C++

Forum

 
Copying class objects

kyrresc (75)
Hello,

I had a question re. copying of pre-defined types(int, doubles etc..) and user-defined types(classes for example..)

If we have the following code:

1
2
3
4
5
 
int a = 10; //a is assigned the value 10 and is stored at a memory location
{
int b = a; //b is assigned the same value as a and stored at another memory location
} //b is destroyed when it leaves scope, whereas a remains.
cout << &a; //we get the address where a is stored.


But what happens if we have a user defined type and do the same thing, where we haven't implemented a copy constructor? What will happen?
Last edited on
Peter87 (11179)
It works the same for user-defined types. If you don't write a copy constructor for your class the compiler will generate one for you.
kyrresc (75)
Alright, thx. And the compiler generates a copy constructor using shallow copy, right?

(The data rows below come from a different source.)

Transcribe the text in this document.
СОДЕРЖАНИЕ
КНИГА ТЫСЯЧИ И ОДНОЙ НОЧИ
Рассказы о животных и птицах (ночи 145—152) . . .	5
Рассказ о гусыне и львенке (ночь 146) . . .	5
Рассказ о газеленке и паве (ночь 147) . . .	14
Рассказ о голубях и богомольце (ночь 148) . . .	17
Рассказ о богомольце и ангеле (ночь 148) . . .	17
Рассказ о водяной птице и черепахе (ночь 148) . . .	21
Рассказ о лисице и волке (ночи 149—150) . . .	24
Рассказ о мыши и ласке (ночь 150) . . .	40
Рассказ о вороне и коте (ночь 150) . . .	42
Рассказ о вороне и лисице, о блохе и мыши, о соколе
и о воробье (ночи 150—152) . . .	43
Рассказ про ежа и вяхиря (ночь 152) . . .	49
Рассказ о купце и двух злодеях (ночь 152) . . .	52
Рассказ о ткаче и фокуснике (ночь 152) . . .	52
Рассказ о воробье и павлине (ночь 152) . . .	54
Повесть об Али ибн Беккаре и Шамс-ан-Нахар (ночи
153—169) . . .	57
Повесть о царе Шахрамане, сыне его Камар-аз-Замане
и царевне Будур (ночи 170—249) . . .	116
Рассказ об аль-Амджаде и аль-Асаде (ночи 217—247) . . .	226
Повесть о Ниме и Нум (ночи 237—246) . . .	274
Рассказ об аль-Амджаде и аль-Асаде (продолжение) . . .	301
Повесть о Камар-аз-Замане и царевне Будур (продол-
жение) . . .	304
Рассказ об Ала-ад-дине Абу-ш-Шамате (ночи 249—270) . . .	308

And why do we want to implement our own copy constructor using deep copy?
Peter87 (11179)
Alright, thx. And the compiler generates a copy constructor using shallow copy, right?

It will just copy each data member without doing anything special. If the member is a pointer it will just copy the pointer as-is without touching the object that is pointed to. If the member is a class object it will call the copy constructor.

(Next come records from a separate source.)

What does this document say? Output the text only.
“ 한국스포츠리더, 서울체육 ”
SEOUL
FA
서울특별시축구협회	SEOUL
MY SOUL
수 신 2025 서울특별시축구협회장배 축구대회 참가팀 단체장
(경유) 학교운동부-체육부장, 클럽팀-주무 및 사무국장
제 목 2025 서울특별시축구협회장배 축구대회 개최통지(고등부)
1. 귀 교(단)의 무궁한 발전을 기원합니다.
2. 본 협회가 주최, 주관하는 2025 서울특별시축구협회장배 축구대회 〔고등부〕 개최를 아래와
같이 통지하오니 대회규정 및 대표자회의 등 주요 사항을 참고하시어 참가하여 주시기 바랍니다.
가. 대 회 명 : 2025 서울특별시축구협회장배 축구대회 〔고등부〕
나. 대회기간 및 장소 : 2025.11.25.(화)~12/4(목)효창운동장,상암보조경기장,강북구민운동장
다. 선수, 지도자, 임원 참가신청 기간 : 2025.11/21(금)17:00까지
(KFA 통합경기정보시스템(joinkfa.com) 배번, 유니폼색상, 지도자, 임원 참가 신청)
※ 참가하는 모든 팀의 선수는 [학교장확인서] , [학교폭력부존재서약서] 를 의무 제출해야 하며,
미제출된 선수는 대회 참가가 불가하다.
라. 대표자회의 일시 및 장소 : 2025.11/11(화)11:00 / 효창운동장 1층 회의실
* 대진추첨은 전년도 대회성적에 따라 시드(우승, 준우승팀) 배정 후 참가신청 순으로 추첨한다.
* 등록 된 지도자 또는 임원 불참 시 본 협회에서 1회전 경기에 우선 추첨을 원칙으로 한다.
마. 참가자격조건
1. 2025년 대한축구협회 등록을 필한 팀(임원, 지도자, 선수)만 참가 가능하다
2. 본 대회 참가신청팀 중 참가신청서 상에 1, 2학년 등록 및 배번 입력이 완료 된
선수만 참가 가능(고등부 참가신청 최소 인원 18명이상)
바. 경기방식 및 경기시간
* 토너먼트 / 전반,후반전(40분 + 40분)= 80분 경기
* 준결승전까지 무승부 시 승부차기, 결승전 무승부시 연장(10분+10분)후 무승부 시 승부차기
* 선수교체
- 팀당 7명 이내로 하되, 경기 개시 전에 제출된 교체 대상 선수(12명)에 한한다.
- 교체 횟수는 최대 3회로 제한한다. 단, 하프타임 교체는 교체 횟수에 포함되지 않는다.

And why do we want to implement our own copy constructor using deep copy?

It's mostly when the class contains a pointer that you need to implement your own copy constructor. If the pointer points to some dynamically allocated object that you delete in the destructor you don't want to end up with two objects with pointers to the same dynamically allocated object because that could lead to the dynamically allocated object being deleted twice (which is not allowed) or one object might try to use the dynamically allocated object after it has been deleted by the other object's destructor. For that reason you either want to disable the copy constructor or implement it in such a way that the dynamically allocated object is copied so that each object has its own copy.

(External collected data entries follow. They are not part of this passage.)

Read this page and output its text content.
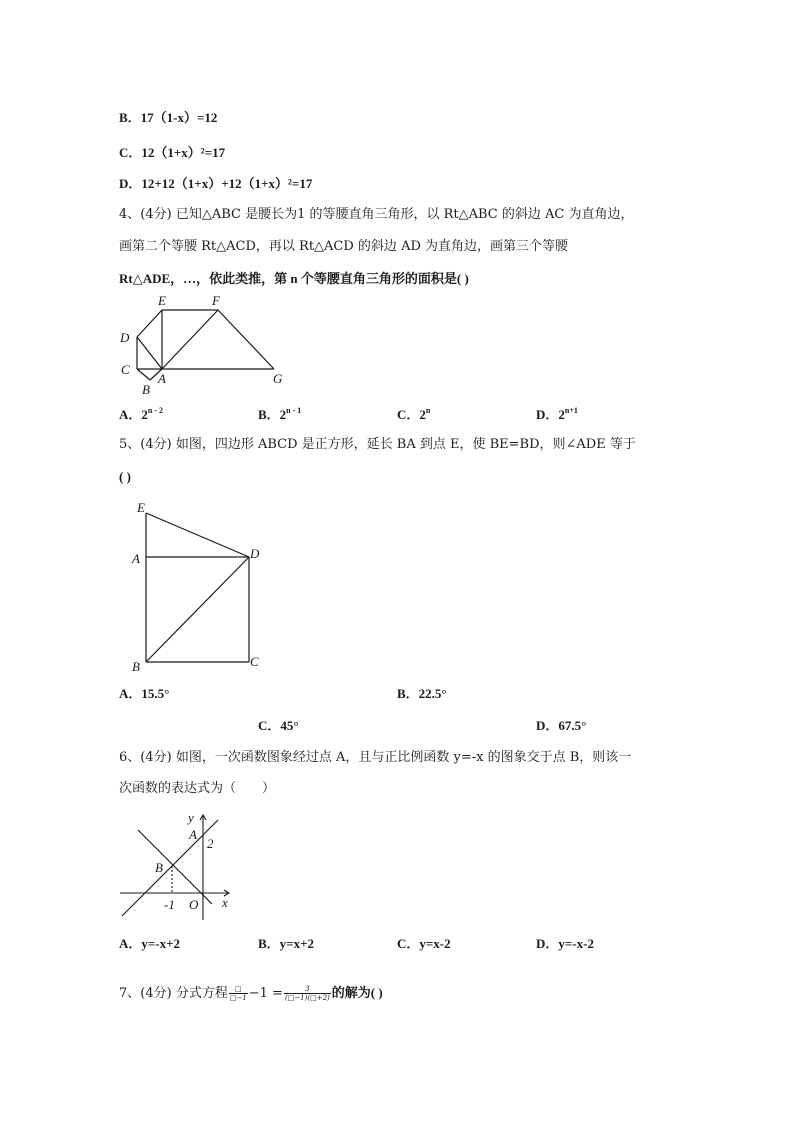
B．17（1-x）=12
C．12（1+x）²=17
D．12+12（1+x）+12（1+x）²=17
4、(4分) 已知△ABC 是腰长为1 的等腰直角三角形，以 Rt△ABC 的斜边 AC 为直角边，
画第二个等腰 Rt△ACD，再以 Rt△ACD 的斜边 AD 为直角边，画第三个等腰
Rt△ADE，…，依此类推，第 n 个等腰直角三角形的面积是( )
E	F
D
C
B
A	G
A．2$^{n - 2}$	B．2$^{n - 1}$	C．2$^n$	D．$2^{n+1}$
5、(4分) 如图，四边形 ABCD 是正方形，延长 BA 到点 E，使 BE=BD，则∠ADE 等于
( )
E
A	D
B	C
A．15.5°	B．22.5°
C．45°	D．67.5°
6、(4分) 如图，一次函数图象经过点 A，且与正比例函数 y=-x 的图象交于点 B，则该一
次函数的表达式为（　　）
y
A
2
B
-1 O x
A．y=-x+2	B．y=x+2	C．y=x-2	D．y=-x-2
7、(4分) 分式方程 $\frac{□}{□-1} -1 = \frac{3}{(□-1)(□+2)}$ 的解为( )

Related to this is the rule of three: https://en.wikipedia.org/wiki/Rule_of_three_(C%2B%2B_programming)
Last edited on
kyrresc (75)
Thanks. I made a simple test to make sure I understood the concept.

header file:
1
2
3
4
5
6
7
8
9
10
11
 
class MyClass {
private:
    int* myNumber;
public:
    MyClass(int myValue);
    void setMyValue(int myValue);
    int getMyValue() const;
    ~MyClass();
};

ostream& operator<<(ostream& os, const MyClass& mc);


Implementation file:
1
2
3
4
5
6
7
8
9
10
11
12
13
14
15
16
17
18
19
20
21
22
 
MyClass::MyClass(int myValue) {
    myNumber = new int;
    *myNumber = myValue;
}

MyClass::~MyClass() {
    delete myNumber;
    myNumber = nullptr;
}

void MyClass::setMyValue(int myValue) {
    *myNumber = myValue;
}

int MyClass::getMyValue() const {
    return *myNumber;
}

ostream& operator<<(ostream& os, const MyClass& mc) {
    os << mc.getMyValue();
    return os;
}


Now, when we create two instances of the class from main (I put in some comments in the code - is the reasoning correct?)
1
2
3
4
5
6
7
8
9
10
 
MyClass n1{10}; //Creating a MyClass-object n1 which is stored somewhere in memory
    cout << n1;
    
    MyClass n2{20}; //Same as above.
    
    n2 = n1; //Copying the data-members of n1. i.e. the myNumber pointer of n2 now holds the SAME address in memory as the n1 myNumber pointer.
    n1.setMyValue(40); //setting the value at the pointer address equal to 40.
    cout << n2; //returns 40, as all changes made to n1 will be reflected in n2 as it holds the same address.

The program finally crashes when exiting main as we are trying to free the same memory twice, right?
AbstractionAnon (6954)
The program finally crashes when exiting main as we are trying to free the same memory twice, right?

Correct. The compiler provided copy constructor did a shallow copy which means it copied the myNumber pointer verbatim.

At the end of the program, n1 and n2's destructors are called. Because n1's destructor gets called first, it frees its memory. When n2's destructur gets called, it tries to free the same memory which has already been released by n1.
Last edited on
Peter87 (11179)
Yep, that is correct.
jonnin (11347)
self defense tip -- every call to delete should null the pointer:

delete [] ptr;
ptr = nullptr;

delete of null does nothing / harmless. delete of bad address is not so good.
but 2 objects with the same pointer inside is confusing and difficult to deal with on many levels. I advise avoidance, and if you can't, extreme care is needed.
Last edited on
kyrresc (75)
Thx.

Why delete [] ptr tho and not delete ptr, given that ptr in this case holds an int and not an array?
jonnin (11347)
it was just an example, I didnt even look at your variable names. if its 1 delete, if its a block []. Seems like [] always works but maybe that is only true if you allocate 1 via [1]? I can't think of the last time I allocated 1 of something... having a moment thinking thru it.. lol

the point is the null assignment, not the delete syntax.
Last edited on
Topic archived. No new replies allowed.